Are you talking about something else? Perhaps I have misunderstood something somewhere.

dzaima · 2024-05-06T23:32:29 1715038349

Instead of expanding all data to UTF-32 you can expand in chunks of some fixed amount, say, 1024 characters; so memory usage is capped, the UTF-8 unpacking can be unrolled/SIMD whatever, and the thing iterating over codepoints is trivially branchless (can even be its own SIMD). Annoying downside being potentially some wasted computation if the iteration is early-exited, but even then you could have something like doubling chunk size on each chunk, starting with 8 chars or something.

pbsd · 2024-05-05T21:00:40 1714942840

The overlong lookup can also be written without a memory lookup as

    0x10000U >> ((0x1531U >> (i*5)) & 31);

On most current x86 chips this has a latency of 3 cycles -- LEA+SHR+SHR -- which is better than an L1 cache hit almost everywhere.

teo_zero · 2024-05-06T14:12:16 1715004736

You can do it with one shift:

  0x10880 & (24 << (i*4))

pbsd · 2024-05-06T14:33:37 1715006017

Brilliant. Can be further simplified to 0x10880 & (0x2240 << i).

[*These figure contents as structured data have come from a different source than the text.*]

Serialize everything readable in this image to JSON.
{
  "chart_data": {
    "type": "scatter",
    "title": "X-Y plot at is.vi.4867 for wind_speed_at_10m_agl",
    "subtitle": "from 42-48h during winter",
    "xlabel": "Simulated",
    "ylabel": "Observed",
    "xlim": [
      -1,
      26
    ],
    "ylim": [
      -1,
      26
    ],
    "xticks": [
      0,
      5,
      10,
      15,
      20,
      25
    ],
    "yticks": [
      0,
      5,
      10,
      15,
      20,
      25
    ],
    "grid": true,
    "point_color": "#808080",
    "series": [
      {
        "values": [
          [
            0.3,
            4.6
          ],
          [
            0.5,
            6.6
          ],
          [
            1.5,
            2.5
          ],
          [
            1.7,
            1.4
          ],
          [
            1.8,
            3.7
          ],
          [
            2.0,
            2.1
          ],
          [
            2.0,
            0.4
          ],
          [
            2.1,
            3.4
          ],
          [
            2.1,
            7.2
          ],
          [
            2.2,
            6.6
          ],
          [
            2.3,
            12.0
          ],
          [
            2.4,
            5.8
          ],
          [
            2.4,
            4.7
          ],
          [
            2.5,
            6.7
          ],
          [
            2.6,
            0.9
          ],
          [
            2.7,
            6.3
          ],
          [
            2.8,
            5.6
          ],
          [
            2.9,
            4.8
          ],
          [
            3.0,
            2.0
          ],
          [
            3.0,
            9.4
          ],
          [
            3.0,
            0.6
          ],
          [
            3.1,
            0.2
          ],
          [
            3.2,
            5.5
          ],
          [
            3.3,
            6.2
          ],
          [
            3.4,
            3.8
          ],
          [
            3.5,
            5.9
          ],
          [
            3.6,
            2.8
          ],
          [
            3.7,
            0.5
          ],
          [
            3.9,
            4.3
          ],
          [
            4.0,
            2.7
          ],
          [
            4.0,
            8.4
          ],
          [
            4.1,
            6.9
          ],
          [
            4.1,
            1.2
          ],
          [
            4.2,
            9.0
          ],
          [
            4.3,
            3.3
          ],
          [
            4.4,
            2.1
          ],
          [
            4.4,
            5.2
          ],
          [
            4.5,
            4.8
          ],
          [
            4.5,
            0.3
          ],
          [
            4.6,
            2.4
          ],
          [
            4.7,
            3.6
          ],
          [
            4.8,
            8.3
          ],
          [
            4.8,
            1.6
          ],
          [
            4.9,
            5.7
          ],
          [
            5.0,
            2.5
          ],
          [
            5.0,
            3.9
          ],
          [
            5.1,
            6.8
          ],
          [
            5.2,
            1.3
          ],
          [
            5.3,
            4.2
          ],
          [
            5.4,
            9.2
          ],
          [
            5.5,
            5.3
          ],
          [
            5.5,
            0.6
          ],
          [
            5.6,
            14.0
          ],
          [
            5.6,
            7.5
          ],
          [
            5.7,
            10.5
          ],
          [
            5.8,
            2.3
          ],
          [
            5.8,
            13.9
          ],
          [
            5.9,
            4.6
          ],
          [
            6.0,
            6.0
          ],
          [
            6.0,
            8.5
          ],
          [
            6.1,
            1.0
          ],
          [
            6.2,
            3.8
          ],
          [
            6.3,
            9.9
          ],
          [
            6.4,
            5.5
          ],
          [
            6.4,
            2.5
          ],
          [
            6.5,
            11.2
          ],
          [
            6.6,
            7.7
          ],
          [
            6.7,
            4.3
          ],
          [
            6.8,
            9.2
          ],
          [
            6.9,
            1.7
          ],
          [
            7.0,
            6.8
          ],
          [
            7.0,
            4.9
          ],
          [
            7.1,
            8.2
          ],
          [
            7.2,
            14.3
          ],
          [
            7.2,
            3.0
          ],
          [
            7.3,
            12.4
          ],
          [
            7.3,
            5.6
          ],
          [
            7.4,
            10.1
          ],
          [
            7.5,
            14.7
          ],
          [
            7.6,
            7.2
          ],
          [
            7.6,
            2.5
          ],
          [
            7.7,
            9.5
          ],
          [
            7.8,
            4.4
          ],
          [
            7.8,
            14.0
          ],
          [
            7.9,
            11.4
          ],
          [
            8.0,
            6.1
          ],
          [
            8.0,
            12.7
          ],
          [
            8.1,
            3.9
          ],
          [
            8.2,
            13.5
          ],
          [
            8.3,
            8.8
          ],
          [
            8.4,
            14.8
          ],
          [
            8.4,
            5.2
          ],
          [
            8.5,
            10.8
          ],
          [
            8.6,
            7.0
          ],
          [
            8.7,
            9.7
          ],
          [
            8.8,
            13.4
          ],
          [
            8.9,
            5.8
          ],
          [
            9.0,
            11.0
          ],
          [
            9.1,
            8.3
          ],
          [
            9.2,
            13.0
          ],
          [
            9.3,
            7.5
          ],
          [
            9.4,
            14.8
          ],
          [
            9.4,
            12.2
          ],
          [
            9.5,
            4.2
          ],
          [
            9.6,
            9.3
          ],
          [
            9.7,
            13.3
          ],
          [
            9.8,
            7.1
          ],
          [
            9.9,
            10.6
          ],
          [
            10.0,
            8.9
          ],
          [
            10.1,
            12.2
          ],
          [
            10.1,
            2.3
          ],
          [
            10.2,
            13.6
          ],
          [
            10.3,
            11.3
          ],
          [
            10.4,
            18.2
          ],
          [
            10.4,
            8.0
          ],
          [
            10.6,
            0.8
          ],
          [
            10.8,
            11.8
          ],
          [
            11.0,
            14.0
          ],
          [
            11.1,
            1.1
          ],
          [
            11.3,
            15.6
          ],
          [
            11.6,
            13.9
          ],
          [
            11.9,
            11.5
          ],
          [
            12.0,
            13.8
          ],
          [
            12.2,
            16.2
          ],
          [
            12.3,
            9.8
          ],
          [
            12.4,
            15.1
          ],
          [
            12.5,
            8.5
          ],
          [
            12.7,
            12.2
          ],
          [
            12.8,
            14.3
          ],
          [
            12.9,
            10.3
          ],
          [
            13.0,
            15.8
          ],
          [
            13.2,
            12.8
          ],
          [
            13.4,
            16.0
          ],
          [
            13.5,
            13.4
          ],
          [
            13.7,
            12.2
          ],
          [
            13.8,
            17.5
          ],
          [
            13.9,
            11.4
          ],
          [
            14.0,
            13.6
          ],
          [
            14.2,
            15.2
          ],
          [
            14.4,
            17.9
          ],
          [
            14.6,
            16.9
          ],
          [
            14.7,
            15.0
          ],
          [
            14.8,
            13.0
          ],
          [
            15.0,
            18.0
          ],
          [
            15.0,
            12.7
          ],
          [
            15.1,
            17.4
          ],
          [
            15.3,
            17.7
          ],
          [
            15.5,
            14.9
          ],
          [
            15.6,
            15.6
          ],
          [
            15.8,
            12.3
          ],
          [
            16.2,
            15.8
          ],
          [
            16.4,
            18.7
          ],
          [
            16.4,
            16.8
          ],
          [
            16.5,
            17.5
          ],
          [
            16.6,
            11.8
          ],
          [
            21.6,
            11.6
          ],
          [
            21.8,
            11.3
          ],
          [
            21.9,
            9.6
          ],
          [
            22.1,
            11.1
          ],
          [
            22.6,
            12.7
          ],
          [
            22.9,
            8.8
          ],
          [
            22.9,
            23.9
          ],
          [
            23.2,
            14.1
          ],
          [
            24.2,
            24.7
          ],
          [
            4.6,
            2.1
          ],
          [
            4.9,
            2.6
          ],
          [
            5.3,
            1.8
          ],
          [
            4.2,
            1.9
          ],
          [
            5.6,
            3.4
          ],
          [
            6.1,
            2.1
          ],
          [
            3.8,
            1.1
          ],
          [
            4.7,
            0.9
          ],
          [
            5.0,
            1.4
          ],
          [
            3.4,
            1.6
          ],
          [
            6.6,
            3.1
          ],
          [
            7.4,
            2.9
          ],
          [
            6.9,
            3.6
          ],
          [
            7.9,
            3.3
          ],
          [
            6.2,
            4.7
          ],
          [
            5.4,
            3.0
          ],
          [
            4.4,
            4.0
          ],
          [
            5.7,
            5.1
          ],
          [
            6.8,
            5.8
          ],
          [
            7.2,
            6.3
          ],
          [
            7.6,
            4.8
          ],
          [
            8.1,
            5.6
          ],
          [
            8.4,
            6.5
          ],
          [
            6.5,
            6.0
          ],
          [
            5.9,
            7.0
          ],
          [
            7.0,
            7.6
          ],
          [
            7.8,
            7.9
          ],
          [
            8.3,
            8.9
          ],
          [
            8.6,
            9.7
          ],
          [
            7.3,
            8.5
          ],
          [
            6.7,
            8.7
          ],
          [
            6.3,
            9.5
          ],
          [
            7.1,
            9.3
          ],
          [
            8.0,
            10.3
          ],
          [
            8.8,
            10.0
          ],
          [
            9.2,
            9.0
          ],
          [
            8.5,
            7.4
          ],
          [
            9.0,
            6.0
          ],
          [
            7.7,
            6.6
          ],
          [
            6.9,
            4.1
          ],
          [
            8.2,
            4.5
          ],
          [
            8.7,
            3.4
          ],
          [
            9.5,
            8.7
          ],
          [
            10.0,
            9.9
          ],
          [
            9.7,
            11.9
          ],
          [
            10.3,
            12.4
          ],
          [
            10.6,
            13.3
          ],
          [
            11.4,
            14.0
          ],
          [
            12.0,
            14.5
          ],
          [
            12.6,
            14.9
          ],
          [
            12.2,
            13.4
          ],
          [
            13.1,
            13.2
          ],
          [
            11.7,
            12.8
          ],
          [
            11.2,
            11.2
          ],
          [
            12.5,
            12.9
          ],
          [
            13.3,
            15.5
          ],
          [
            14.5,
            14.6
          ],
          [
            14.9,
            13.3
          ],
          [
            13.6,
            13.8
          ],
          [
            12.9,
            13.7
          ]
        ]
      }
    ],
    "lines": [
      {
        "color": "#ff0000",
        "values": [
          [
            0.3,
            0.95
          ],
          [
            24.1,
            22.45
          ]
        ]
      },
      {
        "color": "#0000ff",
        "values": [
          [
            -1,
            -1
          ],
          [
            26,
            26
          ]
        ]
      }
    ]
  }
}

hairtuq · 2024-05-06T18:17:53 1715019473

Similarly, the eexpect table can be done in 3 instructions with with t = 0x3c783023f + i; return ((t >> (t & 63)) & 0xf0808088.

moonchild · 2024-05-05T21:11:53 1714943513

checking for an overlong input is off the critical path, so latency is irrelevant. (tfa doesn't appear to use a branch—it should use a branch)

clausecker · 2024-05-06T10:42:13 1714992133

This looks very similar to the approach we recently used to transcode UTF-8 into UTF-16 using AVX-512: https://arxiv.org/pdf/2212.05098

It's part of simdutf.

masfuerte · 2024-05-06T15:59:32 1715011172

The code is careful not to read past the end of the buffer, but it doesn't explicitly check that there are enough bytes available for the current multibyte character. However, this "end of buffer in middle of character" error is caught later by the check for valid continuation bytes. I thought that was quite neat.